Achille Funi
(Ferrara 1890 – Appiano Gentile 1972)

  • Autore:  Achille Funi ( Ferrara 1890 – Appiano Gentile 1972 )

  • Tecnica: Pastelli e tecnica mista su carta intelata, cm 93 x 72 cm

    Autentica su foto della Galleria d’arte Nicoletta Colombo (Mi) con n° P96-I34.

     

Achille Funi nasce a Ferrara nel 1980.

Completati i primi studi artistici nella propria città natale, si trasferisce a Milano, dove si diploma all’Accademia delle Belle Arti di Brera nel 1910. In Accademia conosce Carrà e Boccioni, attraverso i quali entra in  contatto con il Movimento Futurista.

Pur, infatti, non configurando fra i firmatari, nel 1914 Achille Funi aderisce al Movimento Futurista.

Benché membro del gruppo marinettiano, l’artista non sembra  abbracciare però appieno gli stilemi del movimento, elaborando dell’arte futurista una sua personalissima interpretazione, che, all’esasperazione del movimento di Boccioni guarda di preferenza alla resa  plastica delle forme cezanniane.

Con lo scoppio della Grande Guerra, si arruola nel Battaglione Lombardo Volontari Ciclisti e Automobilisti insieme a numerose e celebri personalità del Movimento Futurista, acceso sostenitore del fronte interventista.

A Guerra finita, Funi comincia ad allontanarsi dal dinamismo plastico della figurazione dei seguaci marinettiani, per abbracciare le idee e le teorie promulgate dalla rivista romana “Valori Plastici”. La rivista, diretta dal pittore e critico Mario Broglio, è punto di riferimento teorico del nuovo gusto che accomuna ora molti artisti italiani. Prendendo infatti le distanze dallo sperimentalismo linguistico delle Avanguardie, il nuovo gusto che comincia a trovare largo consenso nella Penisola si caratterizza per la riscoperta di una figuratività tradizionale, arcaicizzante e classicheggiante, all’insegna di un ritorno all’ordine. In un tal clima di restaurazione del passato artistico e di ripresa della grande tradizione pittorica italiana, nel 1920 l’artista firma, insieme a Dudreville, Russolo e Sironi, il Manifesto “Contro tutti i ritorni in pittura”.

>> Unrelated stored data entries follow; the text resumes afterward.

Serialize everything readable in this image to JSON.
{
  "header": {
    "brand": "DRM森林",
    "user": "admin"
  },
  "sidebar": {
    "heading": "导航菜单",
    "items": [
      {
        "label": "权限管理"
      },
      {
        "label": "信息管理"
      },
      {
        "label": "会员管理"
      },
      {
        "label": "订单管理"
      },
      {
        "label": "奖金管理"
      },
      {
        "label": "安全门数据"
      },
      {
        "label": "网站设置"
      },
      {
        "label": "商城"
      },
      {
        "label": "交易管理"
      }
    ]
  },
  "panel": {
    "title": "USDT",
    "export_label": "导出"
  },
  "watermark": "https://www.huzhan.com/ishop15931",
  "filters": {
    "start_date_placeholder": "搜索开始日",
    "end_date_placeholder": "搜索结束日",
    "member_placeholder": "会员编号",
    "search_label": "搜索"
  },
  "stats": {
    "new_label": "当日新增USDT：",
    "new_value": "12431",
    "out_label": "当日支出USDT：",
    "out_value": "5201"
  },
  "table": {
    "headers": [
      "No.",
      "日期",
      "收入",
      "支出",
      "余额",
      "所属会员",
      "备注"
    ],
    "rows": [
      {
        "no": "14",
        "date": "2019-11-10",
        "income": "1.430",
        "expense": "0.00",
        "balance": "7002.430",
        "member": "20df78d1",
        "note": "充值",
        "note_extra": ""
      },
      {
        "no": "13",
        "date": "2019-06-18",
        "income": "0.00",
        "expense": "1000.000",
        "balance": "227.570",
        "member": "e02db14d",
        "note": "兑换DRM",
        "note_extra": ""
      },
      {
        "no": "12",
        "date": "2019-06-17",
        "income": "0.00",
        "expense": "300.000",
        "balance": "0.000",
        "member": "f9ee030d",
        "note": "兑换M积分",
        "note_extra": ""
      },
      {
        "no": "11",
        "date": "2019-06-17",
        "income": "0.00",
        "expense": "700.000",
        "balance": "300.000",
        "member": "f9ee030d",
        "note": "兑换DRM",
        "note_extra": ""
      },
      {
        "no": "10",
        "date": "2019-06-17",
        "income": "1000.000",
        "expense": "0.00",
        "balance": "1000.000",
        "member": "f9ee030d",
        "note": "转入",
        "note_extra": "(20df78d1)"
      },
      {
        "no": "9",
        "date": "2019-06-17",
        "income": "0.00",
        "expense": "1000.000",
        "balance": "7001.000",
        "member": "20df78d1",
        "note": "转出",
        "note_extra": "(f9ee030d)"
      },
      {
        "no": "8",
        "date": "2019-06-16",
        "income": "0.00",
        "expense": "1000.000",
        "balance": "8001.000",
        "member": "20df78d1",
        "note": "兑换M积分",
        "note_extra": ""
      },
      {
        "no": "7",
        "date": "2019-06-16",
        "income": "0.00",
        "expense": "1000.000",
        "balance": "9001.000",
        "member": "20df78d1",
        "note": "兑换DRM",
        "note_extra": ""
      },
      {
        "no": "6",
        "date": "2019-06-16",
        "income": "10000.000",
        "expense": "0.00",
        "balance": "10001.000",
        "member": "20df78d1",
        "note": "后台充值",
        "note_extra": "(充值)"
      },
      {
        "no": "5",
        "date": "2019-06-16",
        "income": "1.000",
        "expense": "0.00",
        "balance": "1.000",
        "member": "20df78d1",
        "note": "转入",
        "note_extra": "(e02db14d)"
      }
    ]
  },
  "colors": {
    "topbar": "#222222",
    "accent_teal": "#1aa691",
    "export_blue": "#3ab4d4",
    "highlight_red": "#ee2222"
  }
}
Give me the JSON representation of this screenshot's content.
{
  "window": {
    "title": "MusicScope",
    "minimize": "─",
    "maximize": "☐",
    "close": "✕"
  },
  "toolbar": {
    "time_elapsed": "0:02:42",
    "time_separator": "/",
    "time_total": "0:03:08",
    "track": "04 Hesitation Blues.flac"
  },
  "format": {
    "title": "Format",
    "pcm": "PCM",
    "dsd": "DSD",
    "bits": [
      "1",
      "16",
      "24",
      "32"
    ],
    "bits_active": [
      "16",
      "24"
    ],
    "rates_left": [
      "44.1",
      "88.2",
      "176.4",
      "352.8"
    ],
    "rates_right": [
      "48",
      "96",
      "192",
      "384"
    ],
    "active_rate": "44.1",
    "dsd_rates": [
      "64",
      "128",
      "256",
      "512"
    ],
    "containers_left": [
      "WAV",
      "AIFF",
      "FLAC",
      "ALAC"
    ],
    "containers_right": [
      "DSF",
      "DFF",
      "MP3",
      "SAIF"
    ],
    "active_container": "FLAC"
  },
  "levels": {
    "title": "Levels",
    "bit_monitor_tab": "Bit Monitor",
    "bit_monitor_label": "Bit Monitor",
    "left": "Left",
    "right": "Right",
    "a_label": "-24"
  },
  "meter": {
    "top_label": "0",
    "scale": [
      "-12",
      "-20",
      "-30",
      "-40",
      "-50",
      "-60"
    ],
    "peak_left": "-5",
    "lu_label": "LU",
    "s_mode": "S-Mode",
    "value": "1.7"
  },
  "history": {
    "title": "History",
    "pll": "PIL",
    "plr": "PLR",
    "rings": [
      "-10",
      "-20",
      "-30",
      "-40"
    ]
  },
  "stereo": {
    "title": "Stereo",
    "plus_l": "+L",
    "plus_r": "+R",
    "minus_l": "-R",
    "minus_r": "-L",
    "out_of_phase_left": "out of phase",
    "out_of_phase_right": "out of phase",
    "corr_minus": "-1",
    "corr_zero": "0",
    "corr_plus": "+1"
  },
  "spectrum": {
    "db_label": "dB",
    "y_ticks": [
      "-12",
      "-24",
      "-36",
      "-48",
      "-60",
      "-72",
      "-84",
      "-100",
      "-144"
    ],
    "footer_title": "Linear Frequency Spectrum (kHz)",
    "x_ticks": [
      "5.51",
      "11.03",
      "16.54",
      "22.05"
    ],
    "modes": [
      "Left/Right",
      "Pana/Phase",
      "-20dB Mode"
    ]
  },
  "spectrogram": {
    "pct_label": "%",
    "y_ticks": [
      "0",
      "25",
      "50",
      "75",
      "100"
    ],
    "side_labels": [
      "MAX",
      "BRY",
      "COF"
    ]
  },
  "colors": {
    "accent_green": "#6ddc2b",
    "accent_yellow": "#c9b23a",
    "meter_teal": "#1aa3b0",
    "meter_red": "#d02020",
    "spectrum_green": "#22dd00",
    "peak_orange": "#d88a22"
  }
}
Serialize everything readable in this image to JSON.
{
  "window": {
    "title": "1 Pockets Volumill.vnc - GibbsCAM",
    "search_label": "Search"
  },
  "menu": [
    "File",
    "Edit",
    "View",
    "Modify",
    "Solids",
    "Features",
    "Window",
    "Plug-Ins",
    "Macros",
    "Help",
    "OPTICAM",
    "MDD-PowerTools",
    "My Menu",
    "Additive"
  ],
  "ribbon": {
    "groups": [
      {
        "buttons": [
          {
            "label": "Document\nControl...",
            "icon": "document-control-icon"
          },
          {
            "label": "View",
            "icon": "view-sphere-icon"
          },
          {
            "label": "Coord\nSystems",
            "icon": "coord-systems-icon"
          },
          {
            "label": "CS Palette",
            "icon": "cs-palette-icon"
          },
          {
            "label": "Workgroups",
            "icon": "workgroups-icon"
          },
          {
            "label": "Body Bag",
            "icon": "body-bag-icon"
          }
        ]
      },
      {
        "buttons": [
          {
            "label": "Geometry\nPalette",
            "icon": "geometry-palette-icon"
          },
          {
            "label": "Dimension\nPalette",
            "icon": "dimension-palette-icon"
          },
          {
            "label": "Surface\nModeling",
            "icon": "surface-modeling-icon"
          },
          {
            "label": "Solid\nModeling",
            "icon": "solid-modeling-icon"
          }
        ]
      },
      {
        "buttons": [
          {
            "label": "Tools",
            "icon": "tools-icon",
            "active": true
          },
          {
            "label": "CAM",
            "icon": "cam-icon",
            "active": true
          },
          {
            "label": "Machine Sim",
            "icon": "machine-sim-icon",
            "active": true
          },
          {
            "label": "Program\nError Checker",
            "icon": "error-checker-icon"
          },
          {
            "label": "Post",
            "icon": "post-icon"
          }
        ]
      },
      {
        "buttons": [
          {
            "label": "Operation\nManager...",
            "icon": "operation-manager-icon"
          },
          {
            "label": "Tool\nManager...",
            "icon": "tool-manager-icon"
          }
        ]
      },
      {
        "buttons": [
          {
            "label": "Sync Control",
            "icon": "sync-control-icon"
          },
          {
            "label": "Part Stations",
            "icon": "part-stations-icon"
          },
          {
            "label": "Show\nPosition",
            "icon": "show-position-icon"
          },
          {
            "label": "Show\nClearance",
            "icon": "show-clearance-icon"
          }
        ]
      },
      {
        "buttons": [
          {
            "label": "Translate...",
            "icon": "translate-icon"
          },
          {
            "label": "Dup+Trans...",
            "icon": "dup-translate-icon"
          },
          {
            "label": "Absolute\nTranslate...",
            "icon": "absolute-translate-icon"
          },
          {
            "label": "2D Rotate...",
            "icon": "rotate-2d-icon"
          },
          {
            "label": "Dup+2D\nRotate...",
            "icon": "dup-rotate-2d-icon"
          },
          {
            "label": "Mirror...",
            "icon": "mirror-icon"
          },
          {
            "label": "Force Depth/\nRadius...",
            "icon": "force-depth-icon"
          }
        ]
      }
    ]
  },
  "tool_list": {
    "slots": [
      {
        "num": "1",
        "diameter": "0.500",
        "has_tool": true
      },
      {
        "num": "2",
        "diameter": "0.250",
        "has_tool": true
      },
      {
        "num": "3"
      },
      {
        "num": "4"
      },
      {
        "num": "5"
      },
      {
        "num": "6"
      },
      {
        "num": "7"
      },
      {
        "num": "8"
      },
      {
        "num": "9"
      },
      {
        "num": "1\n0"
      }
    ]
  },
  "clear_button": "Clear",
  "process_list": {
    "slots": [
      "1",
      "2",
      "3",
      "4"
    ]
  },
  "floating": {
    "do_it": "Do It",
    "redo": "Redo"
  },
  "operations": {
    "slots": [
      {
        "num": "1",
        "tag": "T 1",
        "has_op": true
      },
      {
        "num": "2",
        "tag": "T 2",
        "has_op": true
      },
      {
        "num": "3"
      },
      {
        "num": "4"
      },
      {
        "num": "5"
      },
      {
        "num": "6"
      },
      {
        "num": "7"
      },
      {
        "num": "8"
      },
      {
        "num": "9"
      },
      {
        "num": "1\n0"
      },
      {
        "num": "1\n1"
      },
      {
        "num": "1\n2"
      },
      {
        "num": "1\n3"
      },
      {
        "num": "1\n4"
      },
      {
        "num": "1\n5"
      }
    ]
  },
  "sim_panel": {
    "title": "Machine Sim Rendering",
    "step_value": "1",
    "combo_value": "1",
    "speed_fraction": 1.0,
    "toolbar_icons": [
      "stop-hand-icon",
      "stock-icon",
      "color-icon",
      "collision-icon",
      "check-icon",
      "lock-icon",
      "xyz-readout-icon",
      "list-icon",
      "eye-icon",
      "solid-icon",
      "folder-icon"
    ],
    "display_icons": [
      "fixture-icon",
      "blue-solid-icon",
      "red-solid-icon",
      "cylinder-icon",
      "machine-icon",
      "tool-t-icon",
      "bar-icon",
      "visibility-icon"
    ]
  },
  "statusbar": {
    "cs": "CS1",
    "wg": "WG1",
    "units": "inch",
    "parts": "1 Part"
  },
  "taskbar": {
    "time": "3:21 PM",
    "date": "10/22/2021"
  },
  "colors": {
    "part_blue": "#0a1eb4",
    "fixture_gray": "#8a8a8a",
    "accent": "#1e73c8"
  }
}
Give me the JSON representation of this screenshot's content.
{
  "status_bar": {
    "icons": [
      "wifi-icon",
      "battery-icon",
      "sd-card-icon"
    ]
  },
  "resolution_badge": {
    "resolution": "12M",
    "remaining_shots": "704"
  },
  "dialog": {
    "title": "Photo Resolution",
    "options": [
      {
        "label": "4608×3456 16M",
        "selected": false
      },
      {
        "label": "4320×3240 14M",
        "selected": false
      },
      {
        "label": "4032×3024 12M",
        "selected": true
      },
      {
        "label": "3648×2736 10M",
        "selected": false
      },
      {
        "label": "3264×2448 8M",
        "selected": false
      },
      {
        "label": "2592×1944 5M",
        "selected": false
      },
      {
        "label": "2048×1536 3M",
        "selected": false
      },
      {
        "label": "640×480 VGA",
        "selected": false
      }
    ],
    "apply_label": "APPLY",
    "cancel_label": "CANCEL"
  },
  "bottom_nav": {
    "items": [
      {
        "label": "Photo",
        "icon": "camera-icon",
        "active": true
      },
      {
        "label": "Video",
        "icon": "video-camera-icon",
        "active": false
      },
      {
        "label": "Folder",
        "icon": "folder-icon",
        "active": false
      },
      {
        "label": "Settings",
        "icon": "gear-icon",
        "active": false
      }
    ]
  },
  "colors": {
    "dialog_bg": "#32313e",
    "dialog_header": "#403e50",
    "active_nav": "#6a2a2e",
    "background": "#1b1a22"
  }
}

E’ quindi nel 1923 fra i firmatari del Manifesto di Novecento, gruppo fondato dalla critica Margherita Sarfatti – direttrice del “Popolo d’Italia” – e dal gallerista milanese Lino Pesaro. Interprete fra i più ortodossi delle istanze del movimento, Funi non fatica a conformarsi alle alle linee stilistiche di Novecento, dando vita a opere dai volumi dilatati e monumentali, improntati ad una classicità severa e primitiva. I temi prediletti sono quelli “classici” del nudo, del ritratto, della natura morta e del paesaggio. Anche le tinte, nel solco della tradizione artistica Tre-Quattrocentesca, si fanno ora tenui e smorzate, mentre le forme severe e possenti: ciò che più preme all’artista è ancora una volta la resa plastica delle figure.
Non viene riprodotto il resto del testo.